3. Konnte somit die belangte Behörde die Verhängung eines Aufenthaltsverbotes über die Beschwerdeführerin als im Grunde des § 19 FrG zulässig beurteilen, so ist auch das Ergebnis der nach § 20 Abs. 1 leg. cit. vorgenommenen Abwägung unbedenklich.
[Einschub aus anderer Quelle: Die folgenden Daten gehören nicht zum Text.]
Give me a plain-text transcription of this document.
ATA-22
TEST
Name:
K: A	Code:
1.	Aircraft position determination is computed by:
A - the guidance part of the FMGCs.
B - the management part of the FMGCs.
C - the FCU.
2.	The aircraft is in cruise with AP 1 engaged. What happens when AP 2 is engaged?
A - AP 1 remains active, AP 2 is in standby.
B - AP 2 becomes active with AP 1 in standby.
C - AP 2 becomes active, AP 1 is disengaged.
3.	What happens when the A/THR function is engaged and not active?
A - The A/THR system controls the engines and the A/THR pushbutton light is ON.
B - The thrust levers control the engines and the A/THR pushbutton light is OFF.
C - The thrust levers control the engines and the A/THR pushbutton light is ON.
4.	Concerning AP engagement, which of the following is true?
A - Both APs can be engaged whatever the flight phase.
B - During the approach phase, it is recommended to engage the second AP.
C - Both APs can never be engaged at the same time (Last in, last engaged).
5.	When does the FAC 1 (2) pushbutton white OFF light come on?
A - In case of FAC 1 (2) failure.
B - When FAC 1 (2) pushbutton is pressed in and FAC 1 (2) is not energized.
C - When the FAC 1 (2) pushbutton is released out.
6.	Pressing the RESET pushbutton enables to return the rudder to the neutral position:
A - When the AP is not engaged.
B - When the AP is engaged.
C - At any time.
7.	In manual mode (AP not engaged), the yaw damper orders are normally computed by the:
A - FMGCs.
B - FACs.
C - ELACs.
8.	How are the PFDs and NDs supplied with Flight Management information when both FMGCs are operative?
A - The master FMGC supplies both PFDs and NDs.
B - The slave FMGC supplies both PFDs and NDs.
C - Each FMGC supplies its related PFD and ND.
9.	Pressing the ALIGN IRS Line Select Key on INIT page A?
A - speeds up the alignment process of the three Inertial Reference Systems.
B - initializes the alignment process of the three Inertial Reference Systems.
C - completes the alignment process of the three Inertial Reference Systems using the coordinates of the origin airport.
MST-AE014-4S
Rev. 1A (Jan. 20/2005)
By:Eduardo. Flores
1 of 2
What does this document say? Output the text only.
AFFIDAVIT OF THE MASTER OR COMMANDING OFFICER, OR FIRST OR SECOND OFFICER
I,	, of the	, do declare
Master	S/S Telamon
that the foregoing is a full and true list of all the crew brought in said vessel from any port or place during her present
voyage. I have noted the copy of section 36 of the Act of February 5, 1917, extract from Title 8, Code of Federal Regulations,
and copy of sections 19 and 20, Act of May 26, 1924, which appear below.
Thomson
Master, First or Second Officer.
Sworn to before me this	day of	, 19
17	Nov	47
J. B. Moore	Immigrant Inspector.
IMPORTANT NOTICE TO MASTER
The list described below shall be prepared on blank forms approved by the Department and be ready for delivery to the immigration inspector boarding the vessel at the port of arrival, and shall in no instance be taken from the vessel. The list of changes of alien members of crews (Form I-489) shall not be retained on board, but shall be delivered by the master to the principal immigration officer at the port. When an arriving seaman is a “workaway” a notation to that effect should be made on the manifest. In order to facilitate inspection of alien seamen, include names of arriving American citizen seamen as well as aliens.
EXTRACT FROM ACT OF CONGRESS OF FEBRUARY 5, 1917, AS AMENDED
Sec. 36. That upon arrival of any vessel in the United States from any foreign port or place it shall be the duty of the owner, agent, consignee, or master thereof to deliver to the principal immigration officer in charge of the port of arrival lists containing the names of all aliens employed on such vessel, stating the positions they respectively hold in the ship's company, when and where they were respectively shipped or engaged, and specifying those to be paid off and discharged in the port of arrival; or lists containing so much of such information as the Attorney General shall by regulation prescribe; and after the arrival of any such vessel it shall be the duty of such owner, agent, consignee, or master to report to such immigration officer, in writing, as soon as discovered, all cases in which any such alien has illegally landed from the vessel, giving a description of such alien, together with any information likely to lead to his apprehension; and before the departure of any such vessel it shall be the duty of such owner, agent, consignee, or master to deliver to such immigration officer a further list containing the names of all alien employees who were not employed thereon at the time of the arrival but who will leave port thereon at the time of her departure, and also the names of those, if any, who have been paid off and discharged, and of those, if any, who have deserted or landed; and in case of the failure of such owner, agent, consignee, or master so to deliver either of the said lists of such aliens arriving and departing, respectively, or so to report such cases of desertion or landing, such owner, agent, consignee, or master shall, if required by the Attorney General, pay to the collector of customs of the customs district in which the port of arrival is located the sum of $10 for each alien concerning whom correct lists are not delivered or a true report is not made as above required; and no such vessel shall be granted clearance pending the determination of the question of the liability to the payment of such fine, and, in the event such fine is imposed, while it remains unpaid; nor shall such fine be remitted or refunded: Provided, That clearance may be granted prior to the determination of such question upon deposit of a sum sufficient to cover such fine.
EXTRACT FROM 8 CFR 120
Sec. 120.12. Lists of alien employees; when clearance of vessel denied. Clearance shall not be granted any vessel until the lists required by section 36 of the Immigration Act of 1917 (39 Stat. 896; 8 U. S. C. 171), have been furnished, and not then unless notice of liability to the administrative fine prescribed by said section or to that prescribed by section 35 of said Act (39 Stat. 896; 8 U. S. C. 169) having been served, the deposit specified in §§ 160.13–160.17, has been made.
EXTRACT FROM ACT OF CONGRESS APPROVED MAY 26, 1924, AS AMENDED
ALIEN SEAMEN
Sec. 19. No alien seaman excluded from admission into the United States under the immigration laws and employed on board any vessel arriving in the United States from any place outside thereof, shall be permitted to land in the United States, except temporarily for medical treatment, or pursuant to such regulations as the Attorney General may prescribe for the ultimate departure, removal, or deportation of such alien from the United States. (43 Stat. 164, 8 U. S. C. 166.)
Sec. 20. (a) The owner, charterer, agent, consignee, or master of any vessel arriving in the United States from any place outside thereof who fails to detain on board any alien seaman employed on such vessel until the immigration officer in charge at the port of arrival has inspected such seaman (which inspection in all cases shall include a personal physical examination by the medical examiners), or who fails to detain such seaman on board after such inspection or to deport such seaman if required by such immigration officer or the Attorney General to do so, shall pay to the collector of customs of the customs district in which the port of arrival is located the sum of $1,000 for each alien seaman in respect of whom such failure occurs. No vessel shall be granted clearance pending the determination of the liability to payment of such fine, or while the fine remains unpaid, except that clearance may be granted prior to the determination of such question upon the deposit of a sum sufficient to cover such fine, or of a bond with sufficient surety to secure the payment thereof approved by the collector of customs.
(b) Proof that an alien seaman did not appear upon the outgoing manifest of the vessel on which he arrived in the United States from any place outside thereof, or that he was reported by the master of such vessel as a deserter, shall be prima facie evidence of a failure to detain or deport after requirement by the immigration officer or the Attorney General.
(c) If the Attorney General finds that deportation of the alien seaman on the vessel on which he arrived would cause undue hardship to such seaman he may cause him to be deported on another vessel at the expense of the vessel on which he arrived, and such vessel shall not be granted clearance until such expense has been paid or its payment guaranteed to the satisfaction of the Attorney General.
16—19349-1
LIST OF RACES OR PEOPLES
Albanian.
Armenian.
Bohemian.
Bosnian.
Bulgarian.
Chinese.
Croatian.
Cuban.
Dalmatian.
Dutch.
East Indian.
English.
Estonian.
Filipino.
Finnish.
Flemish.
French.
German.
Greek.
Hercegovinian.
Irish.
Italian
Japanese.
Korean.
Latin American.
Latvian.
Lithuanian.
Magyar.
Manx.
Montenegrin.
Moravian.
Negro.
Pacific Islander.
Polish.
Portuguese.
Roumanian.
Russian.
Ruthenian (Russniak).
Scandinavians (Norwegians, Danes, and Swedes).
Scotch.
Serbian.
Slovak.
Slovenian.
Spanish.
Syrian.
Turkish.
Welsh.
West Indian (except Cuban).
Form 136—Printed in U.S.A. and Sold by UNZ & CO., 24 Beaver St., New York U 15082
Wenn die Beschwerdeführerin den Vorrang des öffentlichen Interesses an der Beendigung ihres Aufenthaltes gegenüber ihren privaten und familiären Interessen an einem Verbleib in Österreich mit dem Argument der langen Dauer ihres Aufenthaltes im Bundesgebiet in Abrede stellt, so ist ihr zum einen entgegenzuhalten, daß dieser Aufenthalt durch ein sechs Jahre aufrechtes Aufenthaltsverbot und für diese Zeit wiederholt gewährte Vollstreckungsaufschübe gekennzeichnet war - Umstände, welche das Gewicht des Kriteriums "Dauer des Aufenthaltes" (§ 20 Abs. 1 Z. 1 FrG) nicht unwesentlich relativieren, und zum anderen darauf hinzuweisen, daß die für das "Ausmaß der Integration" (§ 20 Abs. 1 Z. 1 FrG) essentielle soziale Komponente durch die Vielzahl der auf der gleichen schädlichen Neigung beruhenden Straftaten eine deutliche Minderung erfahren hat. Von daher gesehen ist die belangte Behörde zutreffend zu dem Ergebnis gelangt, daß die nachteiligen Folgen der Abstandnahme von einem Aufenthaltsverbot gegen die Beschwerdeführerin schwerer wögen als die mit dieser Maßnahme verbundenen Auswirkungen auf ihre und ihrer Familie Lebenssituation.
4. Da bereits der Beschwerdeinhalt erkennen läßt, daß die behauptete Rechtsverletzung nicht vorliegt, war die Beschwerde gemäß § 35 Abs. 1 VwGG ohne weiteres Verfahren als unbegründet abzuweisen.
5. Bei diesem Ergebnis erübrigte sich ein Abspruch über den Antrag, der Beschwerde aufschiebende Wirkung zuzuerkennen.